NEW HAVEN, Conn. (WTNH) — A man found not guilty of murder by insanity will not be able to leave psychiatric care six years early, according to a decision published Tuesday from the Connecticut Appellate Court.

Vincent Ardizzone, who killed his father in 1991, had appealed to the state court after the Connecticut Psychiatric Security Review Board denied his request to be discharged. The appellate court has upheld that decision due to evidence that he “would constitute a danger to himself or others,” according to the ruling.

That evidence includes testimony from medical professionals, his history of breaking rules and the prediction that he wouldn’t follow his treatment plan if released from care. Other witnesses told the court that he willingly accepted his treatment and knew the importance of taking his medication.

In January 2020 an updated report showed that he was considered clinically stable and had been diagnosed with prostate cancer. The court, however, wrote that it found the other testimony “more compelling.”

The case was argued in February and initially brought in the Ansonia-Milford judicial district.
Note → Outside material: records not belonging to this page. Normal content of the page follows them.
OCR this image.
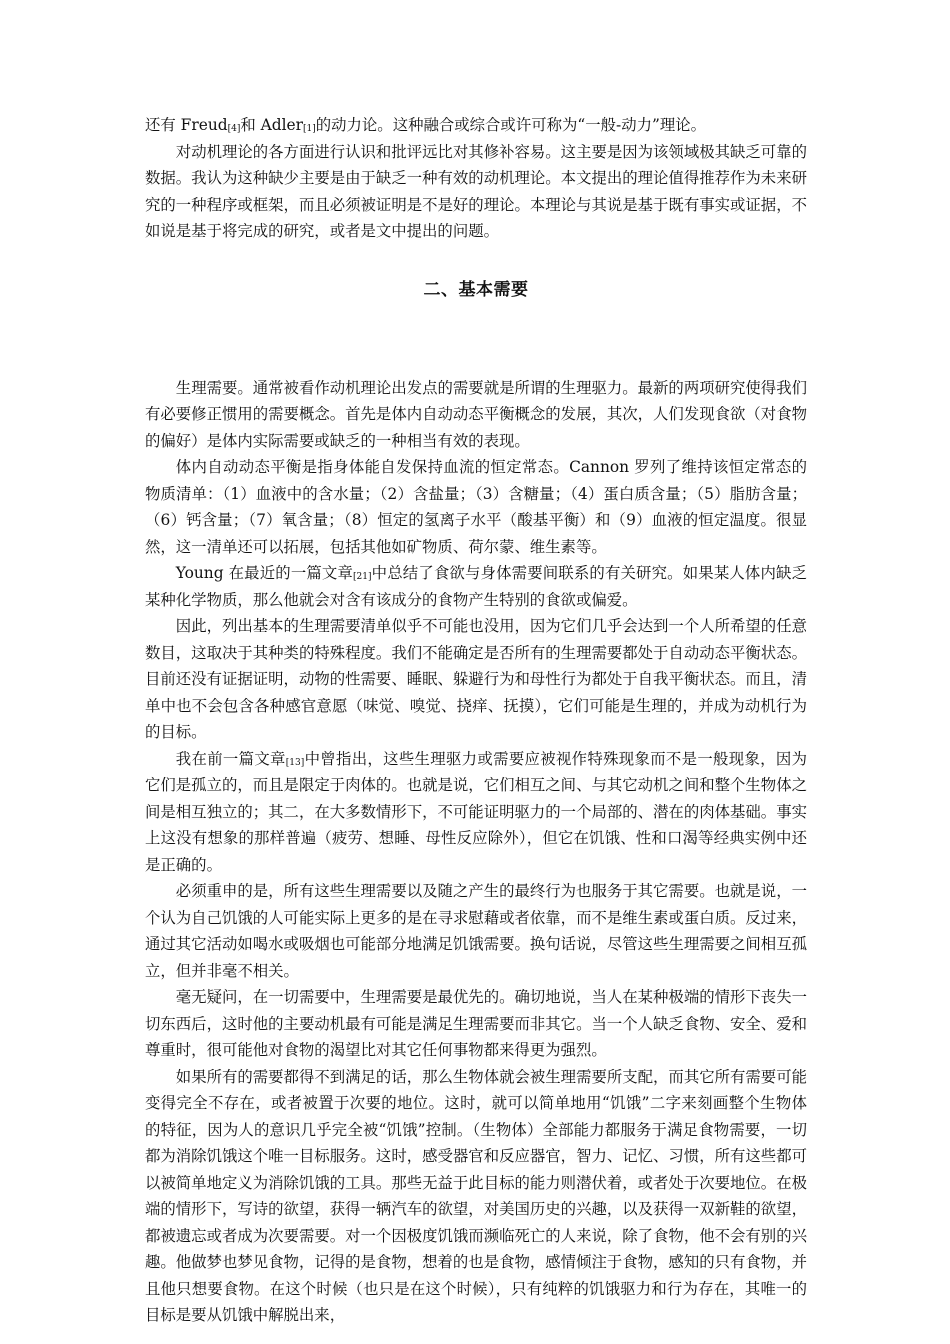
还有 Freud[4]和 Adler[1]的动力论。这种融合或综合或许可称为“一般-动力”理论。

对动机理论的各方面进行认识和批评远比对其修补容易。这主要是因为该领域极其缺乏可靠的数据。我认为这种缺少主要是由于缺乏一种有效的动机理论。本文提出的理论值得推荐作为未来研究的一种程序或框架，而且必须被证明是不是好的理论。本理论与其说是基于既有事实或证据，不如说是基于将完成的研究，或者是文中提出的问题。

二、基本需要

生理需要。通常被看作动机理论出发点的需要就是所谓的生理驱力。最新的两项研究使得我们有必要修正惯用的需要概念。首先是体内自动动态平衡概念的发展，其次，人们发现食欲（对食物的偏好）是体内实际需要或缺乏的一种相当有效的表现。

体内自动动态平衡是指身体能自发保持血流的恒定常态。Cannon 罗列了维持该恒定常态的物质清单：（1）血液中的含水量；（2）含盐量；（3）含糖量；（4）蛋白质含量；（5）脂肪含量；（6）钙含量；（7）氧含量；（8）恒定的氢离子水平（酸基平衡）和（9）血液的恒定温度。很显然，这一清单还可以拓展，包括其他如矿物质、荷尔蒙、维生素等。

Young 在最近的一篇文章[21]中总结了食欲与身体需要间联系的有关研究。如果某人体内缺乏某种化学物质，那么他就会对含有该成分的食物产生特别的食欲或偏爱。

因此，列出基本的生理需要清单似乎不可能也没用，因为它们几乎会达到一个人所希望的任意数目，这取决于其种类的特殊程度。我们不能确定是否所有的生理需要都处于自动动态平衡状态。目前还没有证据证明，动物的性需要、睡眠、躲避行为和母性行为都处于自我平衡状态。而且，清单中也不会包含各种感官意愿（味觉、嗅觉、挠痒、抚摸），它们可能是生理的，并成为动机行为的目标。

我在前一篇文章[13]中曾指出，这些生理驱力或需要应被视作特殊现象而不是一般现象，因为它们是孤立的，而且是限定于肉体的。也就是说，它们相互之间、与其它动机之间和整个生物体之间是相互独立的；其二，在大多数情形下，不可能证明驱力的一个局部的、潜在的肉体基础。事实上这没有想象的那样普遍（疲劳、想睡、母性反应除外），但它在饥饿、性和口渴等经典实例中还是正确的。

必须重申的是，所有这些生理需要以及随之产生的最终行为也服务于其它需要。也就是说，一个认为自己饥饿的人可能实际上更多的是在寻求慰藉或者依靠，而不是维生素或蛋白质。反过来，通过其它活动如喝水或吸烟也可能部分地满足饥饿需要。换句话说，尽管这些生理需要之间相互孤立，但并非毫不相关。

毫无疑问，在一切需要中，生理需要是最优先的。确切地说，当人在某种极端的情形下丧失一切东西后，这时他的主要动机最有可能是满足生理需要而非其它。当一个人缺乏食物、安全、爱和尊重时，很可能他对食物的渴望比对其它任何事物都来得更为强烈。

如果所有的需要都得不到满足的话，那么生物体就会被生理需要所支配，而其它所有需要可能变得完全不存在，或者被置于次要的地位。这时，就可以简单地用“饥饿”二字来刻画整个生物体的特征，因为人的意识几乎完全被“饥饿”控制。（生物体）全部能力都服务于满足食物需要，一切都为消除饥饿这个唯一目标服务。这时，感受器官和反应器官，智力、记忆、习惯，所有这些都可以被简单地定义为消除饥饿的工具。那些无益于此目标的能力则潜伏着，或者处于次要地位。在极端的情形下，写诗的欲望，获得一辆汽车的欲望，对美国历史的兴趣，以及获得一双新鞋的欲望，都被遗忘或者成为次要需要。对一个因极度饥饿而濒临死亡的人来说，除了食物，他不会有别的兴趣。他做梦也梦见食物，记得的是食物，想着的也是食物，感情倾注于食物，感知的只有食物，并且他只想要食物。在这个时候（也只是在这个时候），只有纯粹的饥饿驱力和行为存在，其唯一的目标是要从饥饿中解脱出来，
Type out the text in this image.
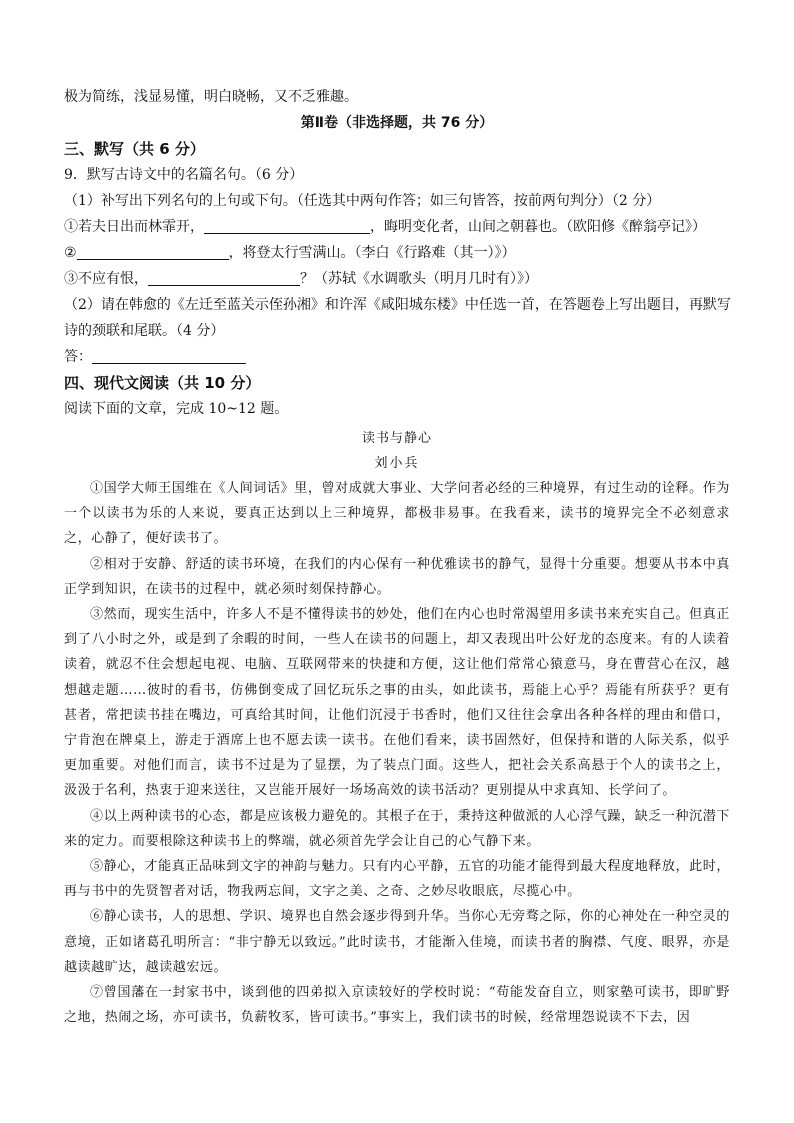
极为简练，浅显易懂，明白晓畅，又不乏雅趣。
第Ⅱ卷（非选择题，共 76 分）
三、默写（共 6 分）
9．默写古诗文中的名篇名句。（6 分）
（1）补写出下列名句的上句或下句。（任选其中两句作答；如三句皆答，按前两句判分）（2 分）
①若夫日出而林霏开，	，晦明变化者，山间之朝暮也。（欧阳修《醉翁亭记》）
②	，将登太行雪满山。（李白《行路难（其一）》）
③不应有恨，	？（苏轼《水调歌头（明月几时有）》）
（2）请在韩愈的《左迁至蓝关示侄孙湘》和许浑《咸阳城东楼》中任选一首，在答题卷上写出题目，再默写
诗的颈联和尾联。（4 分）
答：
四、现代文阅读（共 10 分）
阅读下面的文章，完成 10~12 题。
读书与静心
刘小兵
①国学大师王国维在《人间词话》里，曾对成就大事业、大学问者必经的三种境界，有过生动的诠释。作为一个以读书为乐的人来说，要真正达到以上三种境界，都极非易事。在我看来，读书的境界完全不必刻意求之，心静了，便好读书了。
②相对于安静、舒适的读书环境，在我们的内心保有一种优雅读书的静气，显得十分重要。想要从书本中真正学到知识，在读书的过程中，就必须时刻保持静心。
③然而，现实生活中，许多人不是不懂得读书的妙处，他们在内心也时常渴望用多读书来充实自己。但真正到了八小时之外，或是到了余暇的时间，一些人在读书的问题上，却又表现出叶公好龙的态度来。有的人读着读着，就忍不住会想起电视、电脑、互联网带来的快捷和方便，这让他们常常心猿意马，身在曹营心在汉，越想越走题……彼时的看书，仿佛倒变成了回忆玩乐之事的由头，如此读书，焉能上心乎？焉能有所获乎？更有甚者，常把读书挂在嘴边，可真给其时间，让他们沉浸于书香时，他们又往往会拿出各种各样的理由和借口，宁肯泡在牌桌上，游走于酒席上也不愿去读一读书。在他们看来，读书固然好，但保持和谐的人际关系，似乎更加重要。对他们而言，读书不过是为了显摆，为了装点门面。这些人，把社会关系高悬于个人的读书之上，汲汲于名利，热衷于迎来送往，又岂能开展好一场场高效的读书活动？更别提从中求真知、长学问了。
④以上两种读书的心态，都是应该极力避免的。其根子在于，秉持这种做派的人心浮气躁，缺乏一种沉潜下来的定力。而要根除这种读书上的弊端，就必须首先学会让自己的心气静下来。
⑤静心，才能真正品味到文字的神韵与魅力。只有内心平静，五官的功能才能得到最大程度地释放，此时，再与书中的先贤智者对话，物我两忘间，文字之美、之奇、之妙尽收眼底，尽揽心中。
⑥静心读书，人的思想、学识、境界也自然会逐步得到升华。当你心无旁骛之际，你的心神处在一种空灵的意境，正如诸葛孔明所言：“非宁静无以致远。”此时读书，才能渐入佳境，而读书者的胸襟、气度、眼界，亦是越读越旷达，越读越宏远。
⑦曾国藩在一封家书中，谈到他的四弟拟入京读较好的学校时说：“苟能发奋自立，则家塾可读书，即旷野之地，热闹之场，亦可读书，负薪牧豕，皆可读书。”事实上，我们读书的时候，经常埋怨说读不下去，因
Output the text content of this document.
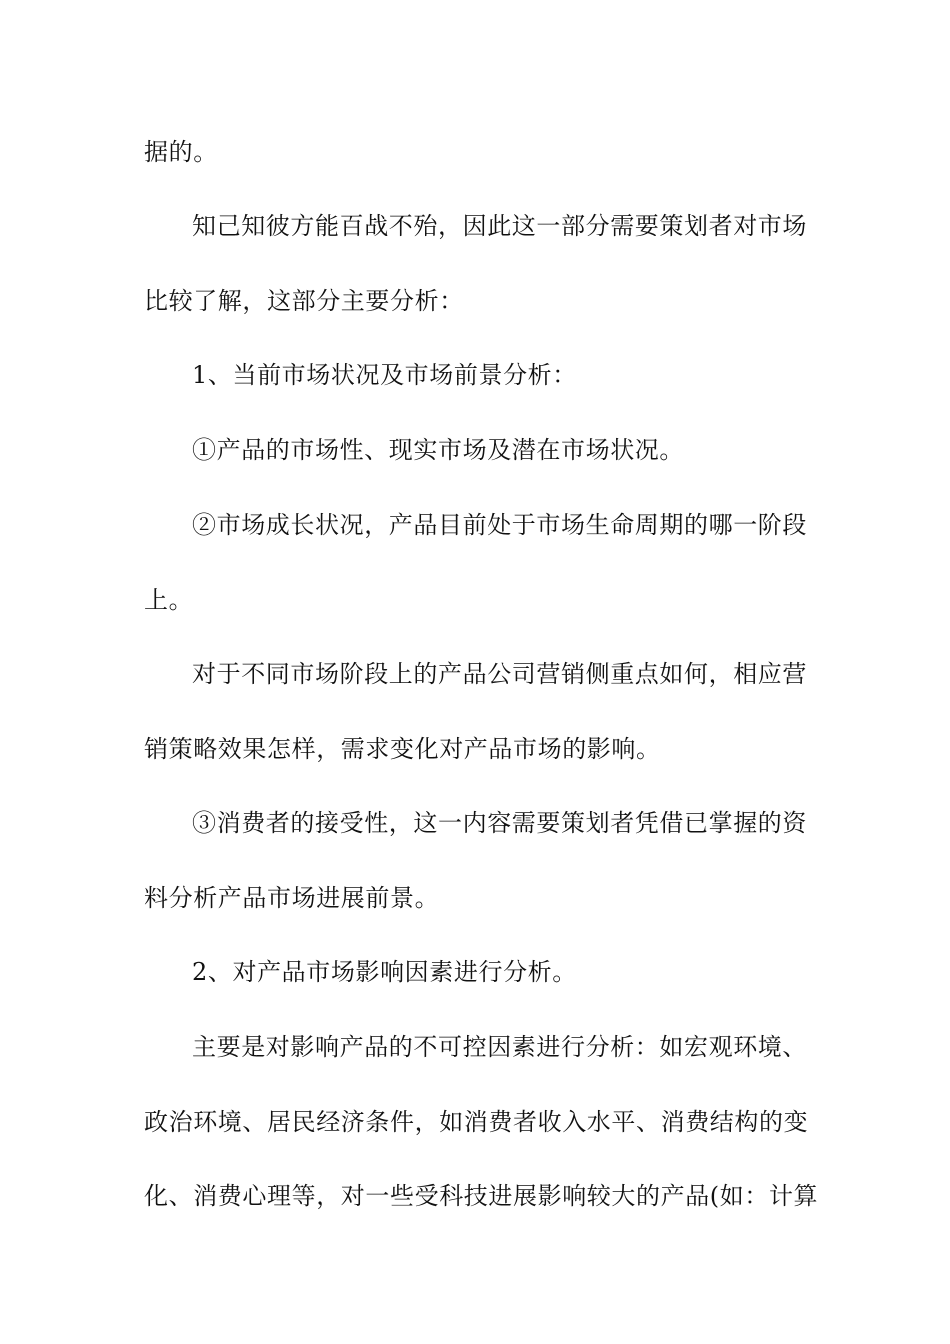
据的。
知己知彼方能百战不殆，因此这一部分需要策划者对市场
比较了解，这部分主要分析：
1、当前市场状况及市场前景分析：
①产品的市场性、现实市场及潜在市场状况。
②市场成长状况，产品目前处于市场生命周期的哪一阶段
上。
对于不同市场阶段上的产品公司营销侧重点如何，相应营
销策略效果怎样，需求变化对产品市场的影响。
③消费者的接受性，这一内容需要策划者凭借已掌握的资
料分析产品市场进展前景。
2、对产品市场影响因素进行分析。
主要是对影响产品的不可控因素进行分析：如宏观环境、
政治环境、居民经济条件，如消费者收入水平、消费结构的变
化、消费心理等，对一些受科技进展影响较大的产品(如：计算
Ardizzone argued that “there is no evidence in the record to support the court’s finding that he suffered from a qualifying mental illness that caused him to be a danger to himself or others,” according to the ruling.

He killed his father in November 1991 because Ardizzone believed his father was sexually assaulting a child, according to court records. He was found not guilty by reason of mental disease or defect in 1993, and ordered to be committed for 35 years. He had been diagnosed with schizophrenia, was experiencing psychotic symptoms, was abusing alcohol and not following treatment. He was set to be released in 2028.

He was initially housed in a maximum security facility. Over the next few decades, he oscillated between facilities that have different levels of restrictions. He has gone through periods of taking medication and being compliant with treatment, to denying that he had schizophrenia, experiencing psychosis, breaking rules, denying that he had committed a crime and having “sexual improprieties.”

According to court records, he has made harassing phone calls to a romantic partner, racked up thousands of dollars in debt and had gambling, tobacco use and alcohol use disorders.